An Education
By Brian Eggert |
Literature has had more than its fair share of tales told about young women seduced by older men only to discover that the men are indeed scoundrels. Trouble is, 16-year-old Jenny (Carey Mulligan) probably hasn’t read them. Her father doesn’t allow any reading or hobbies outside of her school curriculum, as she’s bound for Oxford and daren’t waste the money he’s spent on her private schooling on such trash. Jenny is bright, at the top of her class, and passionate about someday getting free of her airless parents (Alfred Molina and Cara Seymour), heading to France where she can smoke, read what she wants, wear black, and someday fall in love.
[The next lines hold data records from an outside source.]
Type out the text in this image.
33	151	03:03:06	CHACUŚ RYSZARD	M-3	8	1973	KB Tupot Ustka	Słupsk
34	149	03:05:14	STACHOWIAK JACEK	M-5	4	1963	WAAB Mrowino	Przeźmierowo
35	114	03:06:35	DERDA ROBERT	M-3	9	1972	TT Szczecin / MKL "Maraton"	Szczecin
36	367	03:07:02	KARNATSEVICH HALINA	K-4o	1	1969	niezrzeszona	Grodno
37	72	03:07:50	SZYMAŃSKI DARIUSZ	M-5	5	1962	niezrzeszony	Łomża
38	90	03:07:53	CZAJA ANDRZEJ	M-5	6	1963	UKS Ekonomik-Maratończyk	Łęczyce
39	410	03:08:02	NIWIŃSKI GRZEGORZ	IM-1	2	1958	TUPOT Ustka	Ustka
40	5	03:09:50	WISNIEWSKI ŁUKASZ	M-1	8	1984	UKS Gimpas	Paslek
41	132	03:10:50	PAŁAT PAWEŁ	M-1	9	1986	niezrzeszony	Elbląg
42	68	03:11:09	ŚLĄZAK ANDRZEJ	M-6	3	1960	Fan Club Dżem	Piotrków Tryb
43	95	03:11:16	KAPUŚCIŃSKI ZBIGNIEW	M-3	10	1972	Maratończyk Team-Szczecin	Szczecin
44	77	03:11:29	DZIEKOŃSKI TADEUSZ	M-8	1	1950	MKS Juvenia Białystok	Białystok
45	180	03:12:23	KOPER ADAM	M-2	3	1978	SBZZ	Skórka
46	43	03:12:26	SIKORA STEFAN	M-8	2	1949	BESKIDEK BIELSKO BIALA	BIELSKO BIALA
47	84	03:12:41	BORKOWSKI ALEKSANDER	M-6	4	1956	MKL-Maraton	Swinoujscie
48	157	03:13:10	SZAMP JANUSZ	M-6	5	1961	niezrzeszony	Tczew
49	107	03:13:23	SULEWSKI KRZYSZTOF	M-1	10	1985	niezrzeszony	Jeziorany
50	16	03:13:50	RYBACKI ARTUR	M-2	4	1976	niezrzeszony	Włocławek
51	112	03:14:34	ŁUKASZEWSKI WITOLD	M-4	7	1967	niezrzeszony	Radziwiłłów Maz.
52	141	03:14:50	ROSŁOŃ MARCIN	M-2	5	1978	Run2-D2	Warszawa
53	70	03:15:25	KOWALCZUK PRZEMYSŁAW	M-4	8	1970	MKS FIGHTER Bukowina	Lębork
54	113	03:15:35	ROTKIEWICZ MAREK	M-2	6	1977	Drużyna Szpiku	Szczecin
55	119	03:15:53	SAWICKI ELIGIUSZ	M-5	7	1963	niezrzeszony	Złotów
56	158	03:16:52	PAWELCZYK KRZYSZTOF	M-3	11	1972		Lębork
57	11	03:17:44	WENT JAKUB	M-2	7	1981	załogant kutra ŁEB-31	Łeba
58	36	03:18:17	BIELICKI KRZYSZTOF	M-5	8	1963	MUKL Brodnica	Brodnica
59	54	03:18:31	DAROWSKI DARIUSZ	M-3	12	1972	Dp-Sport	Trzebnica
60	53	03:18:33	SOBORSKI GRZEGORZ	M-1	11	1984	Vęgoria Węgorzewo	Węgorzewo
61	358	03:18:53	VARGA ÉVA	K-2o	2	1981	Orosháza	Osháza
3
If only life was really like that.
An Education takes place in the stuffy setting of Twickenham, a London suburb, in 1961. The setting makes it believable that Jenny might want to escape her drab surrounding for a little adventure and romance. One day she’s rescued from the rain by a suave thirtysomething man who talks to her about her cello and familiar composers. His name is David (Peter Sarsgaard), and he speaks with a knowledge and experience of culture and art that Jenny admires. Soon he’s taking her to concerts, posh nightclubs, art auctions, and then miraculously convincing her parents to allow her to go away for the weekend (under the pretense of a mentor, of course). She drinks and smokes with David’s stylish friends, Danny (Dominic Cooper) and Helen (Rosamund Pike), and for the first time, she feels alive.
Whispers around the school about Jenny’s relationship with an older man reach the staff, and her wise but seemingly sheltered teacher (Olivia Williams) voices her concern. But Jenny is too swept away to listen to anyone else. She even ignores her own doubts when David confesses what he does for a living, a rather underhanded trade. David simply feels right. All her work in school, her dream of going to Oxford, she doesn’t know what that’s for. Will she graduate with a degree and become like one of her starchy teachers? Jenny doesn’t want to be bored; she wants to live. David allows her to do so, and she loves him for it. Even her oppressive father is charmed by David the snake, if only because if she marries David, it saves him from having to pay for Jenny’s expensive Oxford tuition.
Of course, the other shoe drops and that’s where the life lesson of the title comes into play. Director Lone Scherfig (Italian for Beginners), who along with Antichrist auteur Lars von Trier is one of the Dogma cinema movement, tells the story with a manipulative calm. The story grows subtly and doesn’t apply the melodrama in too coarse a manner. The audience believes for a time that David is the best choice for Jenny. Nicholas Hornby (About a Boy, High Fidelity) based the screenplay on the memoir by journalist Lynn Barber, and together he and Scherfig present a believable, strong character in Jenny that ultimately proves better for the experience, despite the unfortunate but necessary lessons she learns in this coming-of-age tale. The only moment where the film loses the audience is the final scene, which wraps things up with the all-too-familiar device of over-explanatory narration.
Carey Mulligan’s breakthrough performance in An Education deserves the affection it’s getting and serves as the film’s easiest selling point. She’s supported by an amazing cast, most notably Molina’s father-character and Emma Thompson as the no-nonsense headmistress of Jenny’s school. But this is a film that might not have worked on the level it did without Mulligan, whose prior acting experience is summed up by lots of British television and small roles in 2005’s Pride and Prejudice and last year’s Public Enemies. But Mulligan has an effortless way of communicating her character’s emotions through her eyes, or through her dimple-inflected smile so that the audience always knows what she’s thinking. It’s through Mulligan’s lucid communication as an actress that the film works on such a profound level for the majority of its runtime, and it’s why people should be rushing to take in what she—more than the smart screenplay or blithe direction—offers onscreen.